Why is your actual Presidential history in any way relevant to the discussion of a fictional TV show?
How is that not obvious? The topic is credibility. You don't seem to think credibility matters at all in fiction, but a lot of people would disagree.
Listen, I know you don't like it when people disagree with you, but don't sour this debate by accusing me of things I'm not doing. It's childish.
You may have stated that the contrivance is the 24-hour format, but read back through your own posts, and you'll also find that you were complaining about similar scenarios happening to the same characters.
Yes, and in the case of
24, what I was specifically referring to as a similar scenario was NOT the investigation of terrorism, but the fact that the story unfolded in 24 hours.
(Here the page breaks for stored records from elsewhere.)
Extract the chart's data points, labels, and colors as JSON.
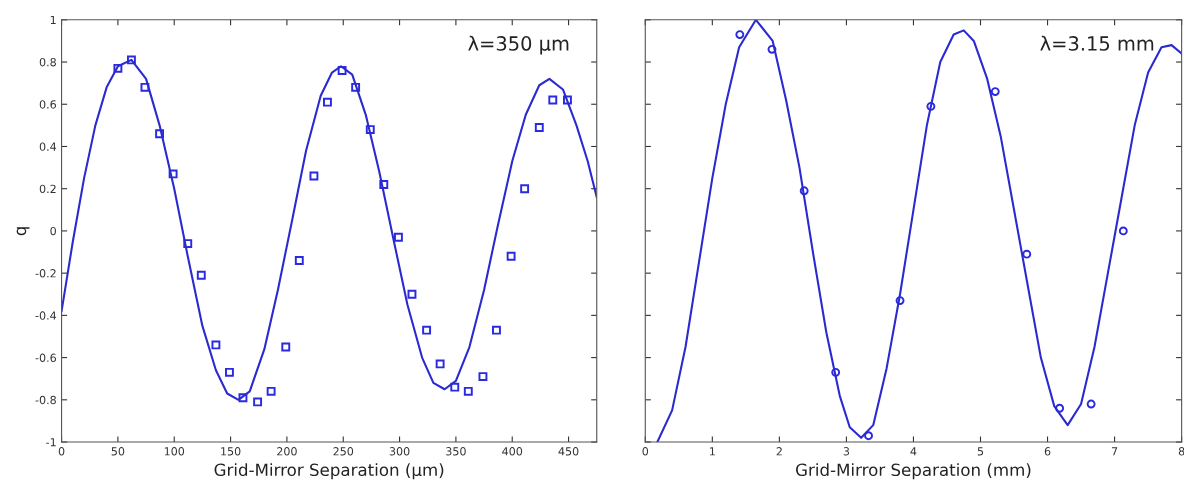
{
  "chart_data": [
    {
      "type": "scatter",
      "xlabel": "Grid-Mirror Separation (μm)",
      "ylabel": "q",
      "annotations": [
        "λ=350 μm"
      ],
      "xlim": [
        0,
        475
      ],
      "ylim": [
        -1,
        1
      ],
      "xticks": [
        0,
        50,
        100,
        150,
        200,
        250,
        300,
        350,
        400,
        450
      ],
      "yticks": [
        -1,
        -0.8,
        -0.6,
        -0.4,
        -0.2,
        0,
        0.2,
        0.4,
        0.6,
        0.8,
        1
      ],
      "grid": false,
      "series": [
        {
          "marker": "square",
          "color": "#2a2ae0",
          "x": [
            50,
            62,
            74,
            87,
            99,
            112,
            124,
            137,
            149,
            161,
            174,
            186,
            199,
            211,
            224,
            236,
            249,
            261,
            274,
            286,
            299,
            311,
            324,
            336,
            349,
            361,
            374,
            386,
            399,
            411,
            424,
            436,
            449
          ],
          "values": [
            0.77,
            0.81,
            0.68,
            0.46,
            0.27,
            -0.06,
            -0.21,
            -0.54,
            -0.67,
            -0.79,
            -0.81,
            -0.76,
            -0.55,
            -0.14,
            0.26,
            0.61,
            0.76,
            0.68,
            0.48,
            0.22,
            -0.03,
            -0.3,
            -0.47,
            -0.63,
            -0.74,
            -0.76,
            -0.69,
            -0.47,
            -0.12,
            0.2,
            0.49,
            0.62,
            0.62
          ]
        },
        {
          "type": "line",
          "marker": "none",
          "line_style": "solid",
          "color": "#2a2ad0",
          "x": [
            0,
            10,
            20,
            30,
            40,
            50,
            62,
            75,
            87,
            100,
            112,
            125,
            137,
            147,
            157,
            167,
            180,
            192,
            205,
            217,
            230,
            240,
            248,
            258,
            270,
            282,
            295,
            307,
            320,
            330,
            340,
            350,
            362,
            375,
            387,
            400,
            412,
            424,
            433,
            445,
            457,
            467,
            475
          ],
          "values": [
            -0.38,
            -0.05,
            0.25,
            0.5,
            0.68,
            0.78,
            0.81,
            0.72,
            0.5,
            0.2,
            -0.12,
            -0.45,
            -0.66,
            -0.77,
            -0.8,
            -0.76,
            -0.56,
            -0.28,
            0.06,
            0.38,
            0.64,
            0.75,
            0.78,
            0.74,
            0.55,
            0.28,
            -0.05,
            -0.35,
            -0.6,
            -0.72,
            -0.75,
            -0.71,
            -0.55,
            -0.28,
            0.02,
            0.33,
            0.55,
            0.69,
            0.72,
            0.67,
            0.5,
            0.33,
            0.16
          ]
        }
      ]
    },
    {
      "type": "scatter",
      "xlabel": "Grid-Mirror Separation (mm)",
      "annotations": [
        "λ=3.15 mm"
      ],
      "xlim": [
        0,
        8
      ],
      "ylim": [
        -1,
        1
      ],
      "xticks": [
        0,
        1,
        2,
        3,
        4,
        5,
        6,
        7,
        8
      ],
      "yticks": [
        -1,
        -0.8,
        -0.6,
        -0.4,
        -0.2,
        0,
        0.2,
        0.4,
        0.6,
        0.8,
        1
      ],
      "tick_labels": "x",
      "grid": false,
      "series": [
        {
          "marker": "circle",
          "color": "#2a2ae0",
          "x": [
            1.41,
            1.89,
            2.37,
            2.84,
            3.33,
            3.8,
            4.26,
            5.22,
            5.69,
            6.18,
            6.65,
            7.13
          ],
          "values": [
            0.93,
            0.86,
            0.19,
            -0.67,
            -0.97,
            -0.33,
            0.59,
            0.66,
            -0.11,
            -0.84,
            -0.82,
            0.0
          ]
        },
        {
          "type": "line",
          "marker": "none",
          "line_style": "solid",
          "color": "#2a2ad0",
          "x": [
            0.18,
            0.4,
            0.6,
            0.8,
            1.0,
            1.2,
            1.4,
            1.65,
            1.9,
            2.1,
            2.3,
            2.5,
            2.7,
            2.9,
            3.05,
            3.22,
            3.4,
            3.6,
            3.8,
            4.0,
            4.2,
            4.4,
            4.6,
            4.75,
            4.9,
            5.1,
            5.3,
            5.5,
            5.7,
            5.9,
            6.1,
            6.3,
            6.5,
            6.7,
            6.9,
            7.1,
            7.3,
            7.5,
            7.7,
            7.85,
            8.0
          ],
          "values": [
            -1.0,
            -0.85,
            -0.55,
            -0.15,
            0.25,
            0.6,
            0.87,
            1.0,
            0.9,
            0.62,
            0.3,
            -0.1,
            -0.48,
            -0.78,
            -0.93,
            -0.98,
            -0.92,
            -0.65,
            -0.3,
            0.1,
            0.5,
            0.8,
            0.93,
            0.95,
            0.9,
            0.72,
            0.45,
            0.1,
            -0.25,
            -0.6,
            -0.83,
            -0.92,
            -0.82,
            -0.55,
            -0.2,
            0.15,
            0.5,
            0.75,
            0.87,
            0.88,
            0.84
          ]
        }
      ]
    }
  ]
}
That is the defining premise of the entire series, so that is the crux of my discussion, the aspect of it that I've been concentrating on here. You define it as a show about fighting terrorism, but I only watched two and a half episodes before losing interest, so I define it as it originally caught my interest, as a show about telling a single day-long tale in real time. That's the primary aspect of the show that I'm focused on here. If I've failed to get that across adequately, then I apologize for accusing you of ignoring it, but that was what I meant to convey all along. What I'm saying is that the idea of telling a single story unfolding in real time across 24 hours is a strikingly original idea once, but doing it over and over again, particularly with the same characters and subject matter, makes it more formulaic and contrived.
You also come across as if you feel the 24-hour format would cease to be a contrivance (or at least become less of one) if each day involved a new set of characters, so why shouldn't I address that?
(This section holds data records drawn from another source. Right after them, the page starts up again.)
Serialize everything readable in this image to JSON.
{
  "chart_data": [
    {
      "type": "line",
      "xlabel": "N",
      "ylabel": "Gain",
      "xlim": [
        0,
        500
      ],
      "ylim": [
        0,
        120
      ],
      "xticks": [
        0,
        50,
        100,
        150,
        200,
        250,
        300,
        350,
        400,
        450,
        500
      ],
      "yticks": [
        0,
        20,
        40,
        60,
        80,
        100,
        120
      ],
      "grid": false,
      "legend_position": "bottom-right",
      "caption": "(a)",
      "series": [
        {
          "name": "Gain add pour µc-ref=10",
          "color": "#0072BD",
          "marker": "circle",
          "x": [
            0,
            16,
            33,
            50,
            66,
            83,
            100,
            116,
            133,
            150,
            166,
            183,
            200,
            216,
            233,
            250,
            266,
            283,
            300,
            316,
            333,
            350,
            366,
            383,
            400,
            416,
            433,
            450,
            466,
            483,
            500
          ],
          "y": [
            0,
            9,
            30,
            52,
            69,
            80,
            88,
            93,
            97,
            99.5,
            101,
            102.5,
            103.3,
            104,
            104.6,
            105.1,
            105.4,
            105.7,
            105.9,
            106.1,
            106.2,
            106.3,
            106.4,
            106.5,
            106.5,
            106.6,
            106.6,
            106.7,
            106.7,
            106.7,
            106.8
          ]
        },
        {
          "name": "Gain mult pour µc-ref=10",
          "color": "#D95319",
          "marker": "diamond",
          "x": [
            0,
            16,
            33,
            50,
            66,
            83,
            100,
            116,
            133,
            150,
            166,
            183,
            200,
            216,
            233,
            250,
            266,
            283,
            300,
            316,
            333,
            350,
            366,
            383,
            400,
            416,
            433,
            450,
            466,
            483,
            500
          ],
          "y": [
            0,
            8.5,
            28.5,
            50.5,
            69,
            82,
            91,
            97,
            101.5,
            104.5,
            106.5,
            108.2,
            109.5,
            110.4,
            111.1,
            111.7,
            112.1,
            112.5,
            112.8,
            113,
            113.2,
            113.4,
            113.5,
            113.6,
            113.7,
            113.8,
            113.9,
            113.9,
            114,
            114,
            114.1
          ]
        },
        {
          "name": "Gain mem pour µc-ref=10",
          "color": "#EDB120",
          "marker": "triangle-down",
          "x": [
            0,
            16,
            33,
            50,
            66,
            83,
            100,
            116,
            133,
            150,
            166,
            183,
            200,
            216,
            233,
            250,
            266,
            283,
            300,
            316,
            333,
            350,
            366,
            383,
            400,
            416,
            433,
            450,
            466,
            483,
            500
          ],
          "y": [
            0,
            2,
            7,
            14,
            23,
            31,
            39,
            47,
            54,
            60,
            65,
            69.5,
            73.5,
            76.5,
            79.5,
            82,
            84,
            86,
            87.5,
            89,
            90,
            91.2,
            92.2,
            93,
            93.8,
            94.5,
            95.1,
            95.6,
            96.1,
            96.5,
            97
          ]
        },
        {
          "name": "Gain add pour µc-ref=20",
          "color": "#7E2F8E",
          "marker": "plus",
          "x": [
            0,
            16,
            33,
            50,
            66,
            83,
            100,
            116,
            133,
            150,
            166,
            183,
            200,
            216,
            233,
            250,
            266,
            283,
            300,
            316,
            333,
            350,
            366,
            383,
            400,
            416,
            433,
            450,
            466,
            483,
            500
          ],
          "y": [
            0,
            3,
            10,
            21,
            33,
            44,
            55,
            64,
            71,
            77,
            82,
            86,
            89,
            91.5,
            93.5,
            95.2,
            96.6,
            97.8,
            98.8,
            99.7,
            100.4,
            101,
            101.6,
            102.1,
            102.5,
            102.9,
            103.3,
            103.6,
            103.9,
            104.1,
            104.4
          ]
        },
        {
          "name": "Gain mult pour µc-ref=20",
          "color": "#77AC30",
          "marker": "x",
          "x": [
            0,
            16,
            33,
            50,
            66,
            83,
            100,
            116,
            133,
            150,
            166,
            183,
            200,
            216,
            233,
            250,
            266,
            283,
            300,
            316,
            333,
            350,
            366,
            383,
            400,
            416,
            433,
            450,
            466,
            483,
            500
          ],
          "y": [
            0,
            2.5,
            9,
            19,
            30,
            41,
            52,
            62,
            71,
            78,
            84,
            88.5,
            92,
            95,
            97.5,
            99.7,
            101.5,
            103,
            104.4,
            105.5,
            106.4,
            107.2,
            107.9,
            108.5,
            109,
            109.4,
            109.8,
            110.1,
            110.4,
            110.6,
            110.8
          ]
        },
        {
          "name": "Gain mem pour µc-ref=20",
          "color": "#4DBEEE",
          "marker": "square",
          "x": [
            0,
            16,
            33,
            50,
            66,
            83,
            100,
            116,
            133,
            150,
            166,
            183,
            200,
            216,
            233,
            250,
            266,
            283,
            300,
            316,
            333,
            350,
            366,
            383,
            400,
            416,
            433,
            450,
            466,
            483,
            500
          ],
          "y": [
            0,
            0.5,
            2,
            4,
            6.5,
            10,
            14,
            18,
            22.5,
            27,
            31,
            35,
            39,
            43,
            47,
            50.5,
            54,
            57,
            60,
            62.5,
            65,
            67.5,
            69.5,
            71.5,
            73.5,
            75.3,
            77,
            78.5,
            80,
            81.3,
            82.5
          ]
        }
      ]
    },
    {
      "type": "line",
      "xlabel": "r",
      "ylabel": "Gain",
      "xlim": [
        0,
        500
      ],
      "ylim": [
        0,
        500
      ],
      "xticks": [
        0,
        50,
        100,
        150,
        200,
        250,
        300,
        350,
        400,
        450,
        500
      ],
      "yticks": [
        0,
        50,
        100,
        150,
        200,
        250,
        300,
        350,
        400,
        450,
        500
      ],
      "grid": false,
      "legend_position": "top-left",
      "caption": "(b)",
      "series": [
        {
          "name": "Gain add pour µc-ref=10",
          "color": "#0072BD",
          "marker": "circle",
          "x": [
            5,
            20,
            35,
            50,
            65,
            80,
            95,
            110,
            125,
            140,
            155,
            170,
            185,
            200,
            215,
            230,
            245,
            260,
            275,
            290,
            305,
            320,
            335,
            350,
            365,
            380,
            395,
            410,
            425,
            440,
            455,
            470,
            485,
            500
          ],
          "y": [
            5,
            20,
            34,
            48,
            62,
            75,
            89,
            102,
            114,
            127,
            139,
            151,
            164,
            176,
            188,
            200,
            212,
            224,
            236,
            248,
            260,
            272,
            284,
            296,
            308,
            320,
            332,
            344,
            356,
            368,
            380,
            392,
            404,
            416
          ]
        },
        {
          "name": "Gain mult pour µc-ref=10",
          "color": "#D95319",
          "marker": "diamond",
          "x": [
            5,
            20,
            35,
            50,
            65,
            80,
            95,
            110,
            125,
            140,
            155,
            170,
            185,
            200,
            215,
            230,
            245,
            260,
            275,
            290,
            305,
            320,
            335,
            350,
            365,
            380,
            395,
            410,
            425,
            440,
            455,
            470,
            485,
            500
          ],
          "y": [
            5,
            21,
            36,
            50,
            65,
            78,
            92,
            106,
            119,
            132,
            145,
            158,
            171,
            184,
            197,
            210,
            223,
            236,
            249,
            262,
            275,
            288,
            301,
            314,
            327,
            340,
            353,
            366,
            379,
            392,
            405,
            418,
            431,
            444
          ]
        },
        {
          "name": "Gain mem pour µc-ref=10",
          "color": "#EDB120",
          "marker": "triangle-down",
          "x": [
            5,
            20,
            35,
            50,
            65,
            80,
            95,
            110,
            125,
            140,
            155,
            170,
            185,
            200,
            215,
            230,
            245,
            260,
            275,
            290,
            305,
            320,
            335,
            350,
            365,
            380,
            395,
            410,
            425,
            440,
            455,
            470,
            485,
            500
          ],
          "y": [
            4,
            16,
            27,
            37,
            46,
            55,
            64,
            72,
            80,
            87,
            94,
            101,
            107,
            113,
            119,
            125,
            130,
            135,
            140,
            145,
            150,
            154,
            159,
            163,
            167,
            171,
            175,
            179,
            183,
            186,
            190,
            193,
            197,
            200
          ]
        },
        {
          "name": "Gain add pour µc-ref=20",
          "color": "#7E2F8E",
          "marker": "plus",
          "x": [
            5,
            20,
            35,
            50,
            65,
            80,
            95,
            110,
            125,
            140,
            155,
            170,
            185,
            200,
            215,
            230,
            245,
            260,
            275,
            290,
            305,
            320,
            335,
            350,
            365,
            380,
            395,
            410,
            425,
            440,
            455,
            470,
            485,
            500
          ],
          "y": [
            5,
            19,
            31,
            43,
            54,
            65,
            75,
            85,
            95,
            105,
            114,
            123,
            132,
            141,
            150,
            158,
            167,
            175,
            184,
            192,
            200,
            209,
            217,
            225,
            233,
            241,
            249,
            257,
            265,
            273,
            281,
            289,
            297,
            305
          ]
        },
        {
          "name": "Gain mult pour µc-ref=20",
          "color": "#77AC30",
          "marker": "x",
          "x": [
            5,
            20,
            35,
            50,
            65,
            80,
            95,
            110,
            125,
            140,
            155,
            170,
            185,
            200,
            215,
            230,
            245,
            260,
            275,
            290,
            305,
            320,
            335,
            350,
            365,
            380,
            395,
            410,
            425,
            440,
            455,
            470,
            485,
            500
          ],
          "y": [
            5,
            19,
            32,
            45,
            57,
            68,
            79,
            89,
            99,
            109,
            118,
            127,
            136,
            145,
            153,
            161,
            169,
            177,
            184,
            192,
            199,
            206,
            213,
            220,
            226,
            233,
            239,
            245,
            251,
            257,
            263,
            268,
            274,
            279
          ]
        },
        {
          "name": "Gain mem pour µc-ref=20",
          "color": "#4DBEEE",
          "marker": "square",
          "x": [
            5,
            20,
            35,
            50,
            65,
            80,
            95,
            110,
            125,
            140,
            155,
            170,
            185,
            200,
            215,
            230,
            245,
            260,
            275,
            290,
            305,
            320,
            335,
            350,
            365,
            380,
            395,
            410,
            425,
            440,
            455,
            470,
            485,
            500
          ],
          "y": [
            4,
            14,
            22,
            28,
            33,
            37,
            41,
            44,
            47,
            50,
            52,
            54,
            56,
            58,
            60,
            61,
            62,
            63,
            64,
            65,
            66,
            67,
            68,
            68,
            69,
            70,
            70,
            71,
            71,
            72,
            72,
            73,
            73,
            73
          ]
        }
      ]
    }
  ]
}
I'm pointing out that CTU, like many employers, doesn't bleed staff on a regular basis, so why shouldn't the same people be there for a number of years?
Okay, you've missed my point profoundly, and here it can't be chalked up to my miscommunication, because it's overlooking a specific example I gave in an earlier post:
Doing something like 24 as an ongoing series would've made more sense as a sort of anthology approach: each season following a new, unrelated cast of characters dealing with a different kind of crisis told in real time. For instance, maybe after doing one season of Jack Bauer racing the clock to prevent a terrorist attack or whatever, they could've done a season about a police negotiator dealing with a 24-hour hostage crisis, and then maybe some kind of 24-hour real-time medical crisis like a hospital staff dealing with a disaster. If the premise of the show resides in its format -- a single day-long narrative told in real time over 24 hourlong episodes -- then it seems a "seasonal anthology" approach with changing characters and scenarios would be a natural fit.
So I'm not talking about doing "CTU" stories every year with different agents, not by a long shot. I'm talking about keeping the central, titular premise of a 24-hour real-time narrative but changing
everything else -- characters, setting, genre, the works. Maybe even bring in a different production crew so that each season has a distinct style and tone. That would've been a more experimental, more creatively ambitious approach to the concept, the sort of thing we might've gotten in a British show but that's sadly unlikely to be tried in American TV. But maybe it could still have been approached in a commercially viable way. Maybe if one set of characters sparks like Bauer and the CTU did and the audience and network want to see more, then you give them a spinoff that's in a more conventional episodic format while coming up with a different 24-hour story with different characters/premise/genre to explore the following season. After all, if it's the characters people respond to, then they don't need the real-time format on a continuing basis. And if one season's story and characters don't click with viewers, that's okay, you can start fresh again the following season.